Assalamu'alaikum wr wb,

Kali ini kami akan membahas tentang fatliquor. Fatliquor merupakan salah satu bahan kimia yang digunakan pada proses pengolahan kulit yang fungsi utamanya sebagai lubrikasi. Bahan ini juga sering digunakan untuk menambah kelemasan kulit. Seperti pada pemabahsan sebelumnya bahan baku pembuatan fatliquor bisa berasal dari minyak nabati maupun hewani, bisa juga dari mineral ataupun sintetis. Untuk struktur kimianya ada minyak jenuh dan tidak jenuh. Tetapi apakah semua minyak bisa dibuat jadi sulpihted fatliquor?

Salah satu proses pembuatan fatliquor adalah dengan sulfatasi yaitu menambah gugus sulfat pada minyak dengan jalan mereaksikan minyak dengan asam sulfat sehingga minyak mempunyai gugus polar sulfat yang dapat bercampur dengan air dan nantinya dapat berikatan dengan kulit. Kelemahan dari penggunaan asam sulfat sebagai pereaksi adalah sifatnya yang korosif. Maka kami mencoba membuat sulphited fatliquor dengan mereaksikan castor oil atau minyak jarak dengan sodium metabisulfit (N2S2O5). Selain prosesnya lebih aman, sulphited fatliquor emulsinya lebih stabil jika dibandingkan dengan sulphated fatliquor.

Proses pembuatan sulphited fatlqiuor dari bahan castor oil adalah dengan menambahkan sodium metabisulfit dengan bantuan air pada suhu 60-70 0C selama kurang lebih 4 jam.
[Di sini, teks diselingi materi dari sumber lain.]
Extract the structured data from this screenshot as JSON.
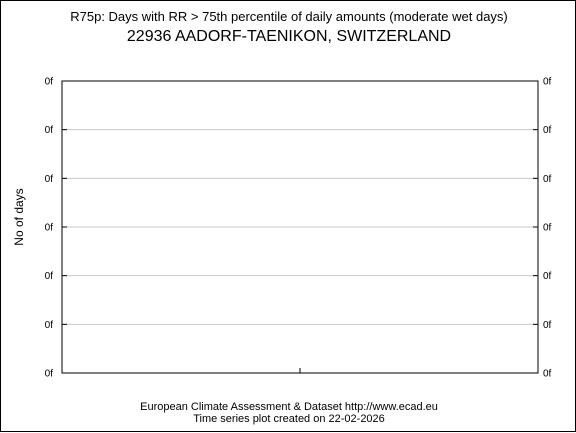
{
  "chart_data": {
    "type": "line",
    "title": "R75p: Days with RR > 75th percentile of daily amounts (moderate wet days)",
    "subtitle": "22936 AADORF-TAENIKON, SWITZERLAND",
    "xlabel": "",
    "ylabel": "No of days",
    "y_ticks": [
      "0f",
      "0f",
      "0f",
      "0f",
      "0f",
      "0f",
      "0f"
    ],
    "series": [],
    "grid": true,
    "legend": "none"
  },
  "footer": {
    "line1": "European Climate Assessment & Dataset  http://www.ecad.eu",
    "line2": "Time series plot created on 22-02-2026"
  }
}
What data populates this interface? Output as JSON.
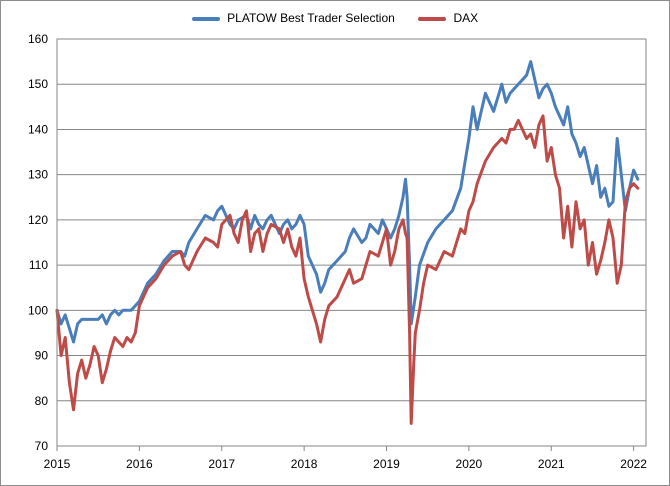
{
  "legend": [
    {
      "name": "PLATOW Best Trader Selection",
      "color": "#4a7ebb"
    },
    {
      "name": "DAX",
      "color": "#be4b48"
    }
  ],
  "chart_data": {
    "type": "line",
    "title": "",
    "xlabel": "",
    "ylabel": "",
    "xlim": [
      2015,
      2022.15
    ],
    "ylim": [
      70,
      160
    ],
    "x_ticks": [
      2015,
      2016,
      2017,
      2018,
      2019,
      2020,
      2021,
      2022
    ],
    "y_ticks": [
      70,
      80,
      90,
      100,
      110,
      120,
      130,
      140,
      150,
      160
    ],
    "grid": "horizontal",
    "legend_position": "top",
    "series": [
      {
        "name": "PLATOW Best Trader Selection",
        "color": "#4a7ebb",
        "x": [
          2015.0,
          2015.05,
          2015.1,
          2015.15,
          2015.2,
          2015.25,
          2015.3,
          2015.4,
          2015.5,
          2015.55,
          2015.6,
          2015.65,
          2015.7,
          2015.75,
          2015.8,
          2015.9,
          2015.95,
          2016.0,
          2016.05,
          2016.1,
          2016.2,
          2016.3,
          2016.4,
          2016.5,
          2016.55,
          2016.6,
          2016.7,
          2016.8,
          2016.9,
          2016.95,
          2017.0,
          2017.1,
          2017.15,
          2017.2,
          2017.3,
          2017.35,
          2017.4,
          2017.45,
          2017.5,
          2017.55,
          2017.6,
          2017.7,
          2017.75,
          2017.8,
          2017.85,
          2017.9,
          2017.95,
          2018.0,
          2018.05,
          2018.1,
          2018.15,
          2018.2,
          2018.25,
          2018.3,
          2018.4,
          2018.5,
          2018.55,
          2018.6,
          2018.7,
          2018.75,
          2018.8,
          2018.9,
          2018.95,
          2019.0,
          2019.05,
          2019.1,
          2019.15,
          2019.2,
          2019.23,
          2019.25,
          2019.28,
          2019.3,
          2019.35,
          2019.4,
          2019.5,
          2019.6,
          2019.7,
          2019.8,
          2019.9,
          2020.0,
          2020.05,
          2020.1,
          2020.2,
          2020.3,
          2020.4,
          2020.45,
          2020.5,
          2020.55,
          2020.6,
          2020.7,
          2020.75,
          2020.8,
          2020.85,
          2020.9,
          2020.95,
          2021.0,
          2021.05,
          2021.1,
          2021.15,
          2021.2,
          2021.25,
          2021.3,
          2021.35,
          2021.4,
          2021.5,
          2021.55,
          2021.6,
          2021.65,
          2021.7,
          2021.75,
          2021.8,
          2021.85,
          2021.9,
          2021.95,
          2022.0,
          2022.05
        ],
        "values": [
          100,
          97,
          99,
          96,
          93,
          97,
          98,
          98,
          98,
          99,
          97,
          99,
          100,
          99,
          100,
          100,
          101,
          102,
          104,
          106,
          108,
          111,
          113,
          113,
          112,
          115,
          118,
          121,
          120,
          122,
          123,
          119,
          118,
          120,
          121,
          118,
          121,
          119,
          118,
          120,
          121,
          117,
          119,
          120,
          118,
          119,
          121,
          119,
          112,
          110,
          108,
          104,
          106,
          109,
          111,
          113,
          116,
          118,
          115,
          116,
          119,
          117,
          120,
          118,
          116,
          118,
          121,
          125,
          129,
          125,
          110,
          97,
          103,
          110,
          115,
          118,
          120,
          122,
          127,
          138,
          145,
          140,
          148,
          144,
          150,
          146,
          148,
          149,
          150,
          152,
          155,
          151,
          147,
          149,
          150,
          148,
          145,
          143,
          141,
          145,
          139,
          137,
          134,
          136,
          128,
          132,
          125,
          127,
          123,
          124,
          138,
          130,
          122,
          127,
          131,
          129
        ]
      },
      {
        "name": "DAX",
        "color": "#be4b48",
        "x": [
          2015.0,
          2015.05,
          2015.1,
          2015.15,
          2015.2,
          2015.25,
          2015.3,
          2015.35,
          2015.4,
          2015.45,
          2015.5,
          2015.55,
          2015.6,
          2015.65,
          2015.7,
          2015.75,
          2015.8,
          2015.85,
          2015.9,
          2015.95,
          2016.0,
          2016.05,
          2016.1,
          2016.2,
          2016.3,
          2016.4,
          2016.5,
          2016.55,
          2016.6,
          2016.7,
          2016.8,
          2016.9,
          2016.95,
          2017.0,
          2017.1,
          2017.15,
          2017.2,
          2017.25,
          2017.3,
          2017.35,
          2017.4,
          2017.45,
          2017.5,
          2017.55,
          2017.6,
          2017.7,
          2017.75,
          2017.8,
          2017.85,
          2017.9,
          2017.95,
          2018.0,
          2018.05,
          2018.1,
          2018.15,
          2018.2,
          2018.25,
          2018.3,
          2018.4,
          2018.5,
          2018.55,
          2018.6,
          2018.7,
          2018.75,
          2018.8,
          2018.9,
          2018.95,
          2019.0,
          2019.05,
          2019.1,
          2019.15,
          2019.2,
          2019.23,
          2019.25,
          2019.28,
          2019.3,
          2019.33,
          2019.35,
          2019.4,
          2019.45,
          2019.5,
          2019.6,
          2019.7,
          2019.8,
          2019.85,
          2019.9,
          2019.95,
          2020.0,
          2020.05,
          2020.1,
          2020.2,
          2020.3,
          2020.4,
          2020.45,
          2020.5,
          2020.55,
          2020.6,
          2020.7,
          2020.75,
          2020.8,
          2020.85,
          2020.9,
          2020.95,
          2021.0,
          2021.05,
          2021.1,
          2021.15,
          2021.2,
          2021.25,
          2021.3,
          2021.35,
          2021.4,
          2021.45,
          2021.5,
          2021.55,
          2021.6,
          2021.65,
          2021.7,
          2021.75,
          2021.8,
          2021.85,
          2021.9,
          2021.95,
          2022.0,
          2022.05
        ],
        "values": [
          100,
          90,
          94,
          84,
          78,
          86,
          89,
          85,
          88,
          92,
          90,
          84,
          87,
          91,
          94,
          93,
          92,
          94,
          93,
          95,
          101,
          103,
          105,
          107,
          110,
          112,
          113,
          110,
          109,
          113,
          116,
          115,
          114,
          119,
          121,
          117,
          115,
          120,
          122,
          113,
          117,
          118,
          113,
          117,
          119,
          118,
          115,
          118,
          114,
          112,
          116,
          107,
          103,
          100,
          97,
          93,
          98,
          101,
          103,
          107,
          109,
          106,
          107,
          110,
          113,
          112,
          115,
          118,
          110,
          113,
          118,
          120,
          117,
          116,
          95,
          75,
          88,
          95,
          100,
          106,
          110,
          109,
          113,
          112,
          115,
          118,
          117,
          122,
          124,
          128,
          133,
          136,
          138,
          137,
          140,
          140,
          142,
          138,
          139,
          136,
          141,
          143,
          133,
          136,
          130,
          127,
          116,
          123,
          114,
          124,
          118,
          120,
          110,
          115,
          108,
          111,
          115,
          120,
          116,
          106,
          110,
          124,
          127,
          128,
          127
        ]
      }
    ]
  }
}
Pada saat penambahan air, sodium metabisulfit akan terlarut membentuk sodium bisulfit (NaHSO3). Gugus sulfit yang terbentuk akan berikatan dengan minyak pada ikatan rangkap rantai karbon asam lemaknya.

Untuk memastikan apakah percobaan berhasil maka dilakukan pengujian. Pengujian yang pertama adalah kelarutannya terhadap air untuk memastikan apakah fatliquor bisa bercampur dengan air atau tidak. Pengujian dibandingkan dengan minyak murni castor oil (minyak jarak). Minyak murni akan tetap terpisah jika ditambahkan dengan air hangat. Walaupun pada awalnya bisa bercampur, tetapi jika didiamkan akan tetap menjadi dua lapisan cairan. Hal ini dikarenakan minyak bersifat nonpolar sedangkan air bersifat polar. Sedangkan sulphited hasil percobaan kami dapat bercampur baik dengan air dan tidak terpisah. 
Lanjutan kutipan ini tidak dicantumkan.